For a study asking “what fraction of campus parking spots are occupied at 10 a.m.?”, name the population/process, the unit of analysis, and the claim type. Which mechanism — sampling or assignment — would the design rely on?
A researcher randomly assigns the Focus workshop to 10 entire study groups (not individuals), then analyzes all 80 students as independent observations. Which risk is this, and what is the correct unit of analysis?
In your own words, why does random sampling license a population claim while random assignment licenses a causal claim — and why can a study have one without the other?
Restate the tutoring-center question as a precise statistical question (population/process, unit, comparison, claim). Why does the design, as described, earn only an association at the start?
Give an everyday example where the unit you are tempted to count is finer than the unit the design acted on, and say how you would fix the grain.

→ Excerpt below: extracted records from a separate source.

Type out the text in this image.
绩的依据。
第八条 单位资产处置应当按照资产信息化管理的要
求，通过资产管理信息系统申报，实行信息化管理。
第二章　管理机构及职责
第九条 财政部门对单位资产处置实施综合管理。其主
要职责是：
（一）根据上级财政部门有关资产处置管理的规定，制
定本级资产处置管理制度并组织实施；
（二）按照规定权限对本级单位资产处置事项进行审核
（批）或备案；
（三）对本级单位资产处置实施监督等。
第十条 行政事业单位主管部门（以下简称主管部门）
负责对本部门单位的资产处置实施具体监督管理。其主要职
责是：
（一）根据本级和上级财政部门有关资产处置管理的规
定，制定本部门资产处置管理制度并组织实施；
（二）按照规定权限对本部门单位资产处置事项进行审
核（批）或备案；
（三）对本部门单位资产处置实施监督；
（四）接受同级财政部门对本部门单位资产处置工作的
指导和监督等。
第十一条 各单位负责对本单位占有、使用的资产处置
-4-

Reading and source pointer

For this week, the supplementary grounding is the data and study-design introduction in IMS (Çetinkaya-Rundel & Hardin) — the chapter that introduces data, variables, observational units, and the distinction between observational studies and experiments. It calibrates the topic order and vocabulary used here (population vs sample, unit of analysis, the sampling-vs-assignment split). The optional advanced causal reference is not needed yet; it enters only in Weeks 9–10.

These notes are the course’s own synthesis, grounded in but not copied from the sources. No source prose, examples, datasets, figures, or exercises are reproduced; the framing, the three recurring campus studies, and all numbers are course-original and synthetic.

Public vs. graded

These notes, the examples, and the practice here are public and ungraded — study material only. No graded prompts, answer keys, rubrics, point values, or due dates appear on this site. Graded design checkpoints, weekly quizzes, design memos and homework, applied design labs, the midterm, the final design project, and the final exam live in Blackboard (the LMS), which is authoritative for due dates, submissions, and grades. If this page and Blackboard ever disagree, follow Blackboard.

Looking ahead

Next week we move from what entity to what is measured on it: measurement, variables, and operational definitions. We will take the still-vague constructs previewed here — a “study skill,” “adequate sleep,” the “gain score” — and pin each to a concrete operational definition, then ask where measurement error enters and what it costs a claim. The question-unit-claim triple you built this week is the scaffold; measurement is what hangs on it.